3 juin 1533 (calendrier julien)

Ce jour-là, les Péruviens apportèrent à Caxamalca une nouvelle portion du trésor censé acheter la liberté de leur roi. Luis Ildefonso Castelar y Moreno les vit arriver de loin. Il avait emmené ses cavaliers effectuer quelques manœuvres. Ils rentraient maintenant au bercail, car le soleil descendait vers les montagnes à l’ouest. Parmi les ombres qui s’allongeaient dans la vallée, le fleuve sinuait comme un ruban étincelant et la vapeur montant des sources chaudes alimentant les bains royaux se teintait d’une nuance dorée. Lamas et portefaix avançaient à la queue leu leu, épuisés par la longue route et le poids de leur fardeau. Les indigènes cessaient de travailler dans les champs pour les regarder passer, puis se hâtaient de reprendre leur tâche. L’obéissance était innée chez eux, et ce quel que soit leur seigneur et maître.

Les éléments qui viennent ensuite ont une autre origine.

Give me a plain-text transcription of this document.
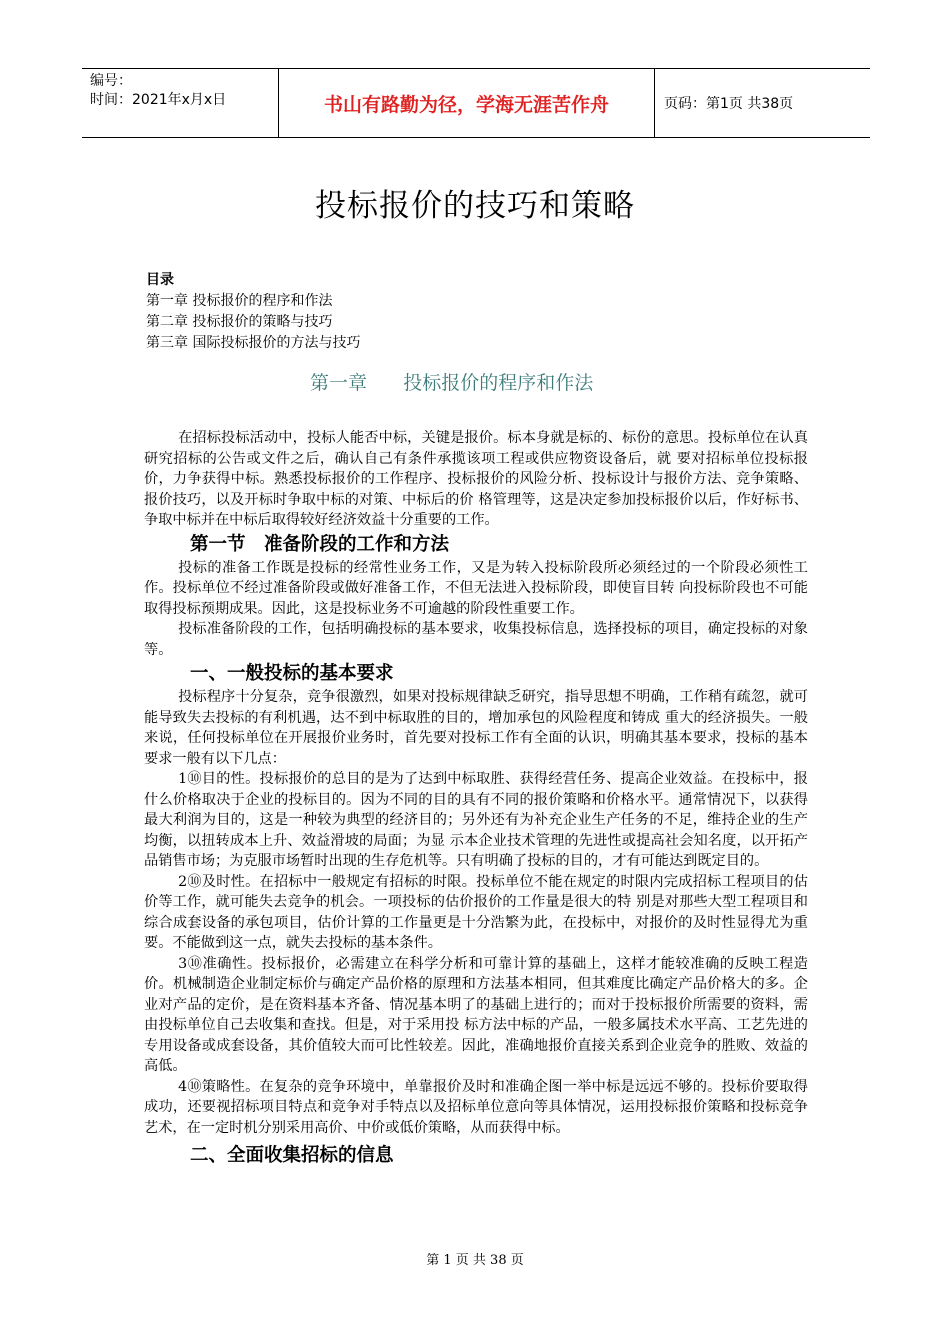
编号：
时间：2021年x月x日	书山有路勤为径，学海无涯苦作舟	页码：第1页 共38页
投标报价的技巧和策略
目录
第一章 投标报价的程序和作法
第二章 投标报价的策略与技巧
第三章 国际投标报价的方法与技巧
第一章      投标报价的程序和作法

在招标投标活动中，投标人能否中标，关键是报价。标本身就是标的、标份的意思。投标单位在认真研究招标的公告或文件之后，确认自己有条件承揽该项工程或供应物资设备后，就 要对招标单位投标报价，力争获得中标。熟悉投标报价的工作程序、投标报价的风险分析、投标设计与报价方法、竞争策略、报价技巧，以及开标时争取中标的对策、中标后的价 格管理等，这是决定参加投标报价以后，作好标书、争取中标并在中标后取得较好经济效益十分重要的工作。

第一节　准备阶段的工作和方法

投标的准备工作既是投标的经常性业务工作，又是为转入投标阶段所必须经过的一个阶段必须性工作。投标单位不经过准备阶段或做好准备工作，不但无法进入投标阶段，即使盲目转 向投标阶段也不可能取得投标预期成果。因此，这是投标业务不可逾越的阶段性重要工作。

投标准备阶段的工作，包括明确投标的基本要求，收集投标信息，选择投标的项目，确定投标的对象等。

一、一般投标的基本要求

投标程序十分复杂，竞争很激烈，如果对投标规律缺乏研究，指导思想不明确，工作稍有疏忽，就可能导致失去投标的有利机遇，达不到中标取胜的目的，增加承包的风险程度和铸成 重大的经济损失。一般来说，任何投标单位在开展报价业务时，首先要对投标工作有全面的认识，明确其基本要求，投标的基本要求一般有以下几点：

1⑩目的性。投标报价的总目的是为了达到中标取胜、获得经营任务、提高企业效益。在投标中，报什么价格取决于企业的投标目的。因为不同的目的具有不同的报价策略和价格水平。通常情况下，以获得最大利润为目的，这是一种较为典型的经济目的；另外还有为补充企业生产任务的不足，维持企业的生产均衡，以扭转成本上升、效益滑坡的局面；为显 示本企业技术管理的先进性或提高社会知名度，以开拓产品销售市场；为克服市场暂时出现的生存危机等。只有明确了投标的目的，才有可能达到既定目的。

2⑩及时性。在招标中一般规定有招标的时限。投标单位不能在规定的时限内完成招标工程项目的估价等工作，就可能失去竞争的机会。一项投标的估价报价的工作量是很大的特 别是对那些大型工程项目和综合成套设备的承包项目，估价计算的工作量更是十分浩繁为此，在投标中，对报价的及时性显得尤为重要。不能做到这一点，就失去投标的基本条件。

3⑩准确性。投标报价，必需建立在科学分析和可靠计算的基础上，这样才能较准确的反映工程造价。机械制造企业制定标价与确定产品价格的原理和方法基本相同，但其难度比确定产品价格大的多。企业对产品的定价，是在资料基本齐备、情况基本明了的基础上进行的；而对于投标报价所需要的资料，需由投标单位自己去收集和查找。但是，对于采用投 标方法中标的产品，一般多属技术水平高、工艺先进的专用设备或成套设备，其价值较大而可比性较差。因此，准确地报价直接关系到企业竞争的胜败、效益的高低。

4⑩策略性。在复杂的竞争环境中，单靠报价及时和准确企图一举中标是远远不够的。投标价要取得成功，还要视招标项目特点和竞争对手特点以及招标单位意向等具体情况，运用投标报价策略和投标竞争艺术，在一定时机分别采用高价、中价或低价策略，从而获得中标。

二、全面收集招标的信息
第 1 页 共 38 页
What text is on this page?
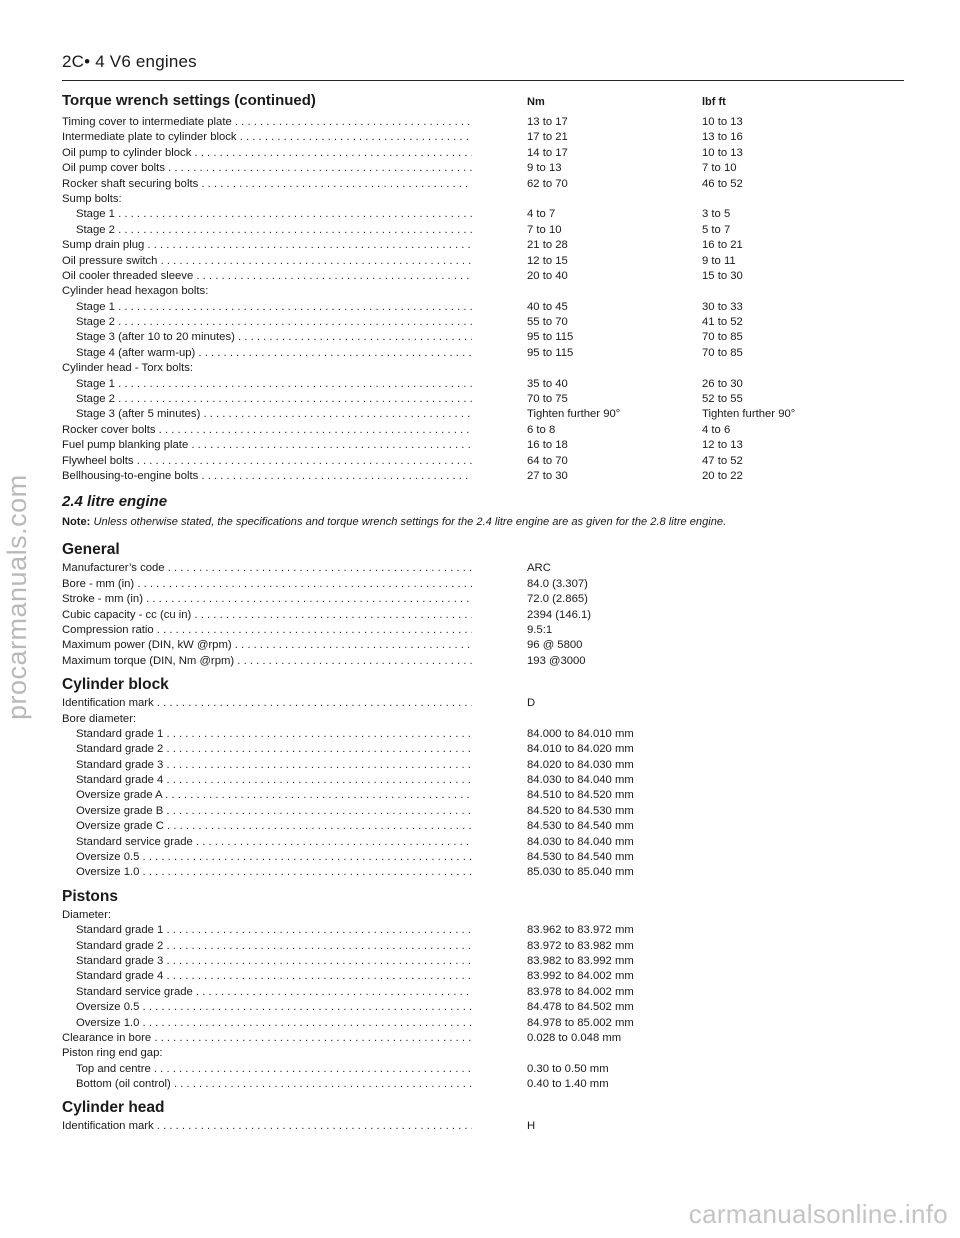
2C• 4 V6 engines
procarmanuals.com
carmanualsonline.info
Torque wrench settings (continued)	Nm	lbf ft
Timing cover to intermediate plate . . .	13 to 17	10 to 13
Intermediate plate to cylinder block . . .	17 to 21	13 to 16
Oil pump to cylinder block . . .	14 to 17	10 to 13
Oil pump cover bolts . . .	9 to 13	7 to 10
Rocker shaft securing bolts . . .	62 to 70	46 to 52
Sump bolts:
Stage 1 . . .	4 to 7	3 to 5
Stage 2 . . .	7 to 10	5 to 7
Sump drain plug . . .	21 to 28	16 to 21
Oil pressure switch . . .	12 to 15	9 to 11
Oil cooler threaded sleeve . . .	20 to 40	15 to 30
Cylinder head hexagon bolts:
Stage 1 . . .	40 to 45	30 to 33
Stage 2 . . .	55 to 70	41 to 52
Stage 3 (after 10 to 20 minutes) . . .	95 to 115	70 to 85
Stage 4 (after warm-up) . . .	95 to 115	70 to 85
Cylinder head - Torx bolts:
Stage 1 . . .	35 to 40	26 to 30
Stage 2 . . .	70 to 75	52 to 55
Stage 3 (after 5 minutes) . . .	Tighten further 90°	Tighten further 90°
Rocker cover bolts . . .	6 to 8	4 to 6
Fuel pump blanking plate . . .	16 to 18	12 to 13
Flywheel bolts . . .	64 to 70	47 to 52
Bellhousing-to-engine bolts . . .	27 to 30	20 to 22
2.4 litre engine
Note: Unless otherwise stated, the specifications and torque wrench settings for the 2.4 litre engine are as given for the 2.8 litre engine.
General
Manufacturer’s code . . .	ARC
Bore - mm (in) . . .	84.0 (3.307)
Stroke - mm (in) . . .	72.0 (2.865)
Cubic capacity - cc (cu in) . . .	2394 (146.1)
Compression ratio . . .	9.5:1
Maximum power (DIN, kW @rpm) . . .	96 @ 5800
Maximum torque (DIN, Nm @rpm) . . .	193 @3000
Cylinder block
Identification mark . . .	D
Bore diameter:
Standard grade 1 . . .	84.000 to 84.010 mm
Standard grade 2 . . .	84.010 to 84.020 mm
Standard grade 3 . . .	84.020 to 84.030 mm
Standard grade 4 . . .	84.030 to 84.040 mm
Oversize grade A . . .	84.510 to 84.520 mm
Oversize grade B . . .	84.520 to 84.530 mm
Oversize grade C . . .	84.530 to 84.540 mm
Standard service grade . . .	84.030 to 84.040 mm
Oversize 0.5 . . .	84.530 to 84.540 mm
Oversize 1.0 . . .	85.030 to 85.040 mm
Pistons
Diameter:
Standard grade 1 . . .	83.962 to 83.972 mm
Standard grade 2 . . .	83.972 to 83.982 mm
Standard grade 3 . . .	83.982 to 83.992 mm
Standard grade 4 . . .	83.992 to 84.002 mm
Standard service grade . . .	83.978 to 84.002 mm
Oversize 0.5 . . .	84.478 to 84.502 mm
Oversize 1.0 . . .	84.978 to 85.002 mm
Clearance in bore . . .	0.028 to 0.048 mm
Piston ring end gap:
Top and centre . . .	0.30 to 0.50 mm
Bottom (oil control) . . .	0.40 to 1.40 mm
Cylinder head
Identification mark . . .	H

« Prenez le commandement », dit Castelar à son lieutenant, et il talonna sa monture. Une fois à l’entrée du village, il tira les rênes et attendit la caravane.

Un mouvement sur sa gauche attira son attention. Un homme émergeait entre deux des bâtiments d’argile, aux murs blanchis et aux toits de chaume. Un homme de haute taille ; sans doute rendait-il au moins trois pouces au caballero. Ses cheveux tonsurés étaient du même marron que sa robe de franciscain, mais ni l’âge ni la petite vérole n’avaient abîmé son visage au teint pâle, et pas une de ses dents ne manquait à l’appel. Même après toutes ces semaines d’aventures, Castelar reconnut aussitôt frère Estebéan Tanaquil. Celui-ci l’identifia également.

« Bonjour, mon révérend, dit-il.

— Que Dieu soit avec vous », répondit le moine. Il s’arrêta près du caballero. La caravane parvint au niveau des deux hommes et passa devant eux. On entendit des cris de jubilation monter du village.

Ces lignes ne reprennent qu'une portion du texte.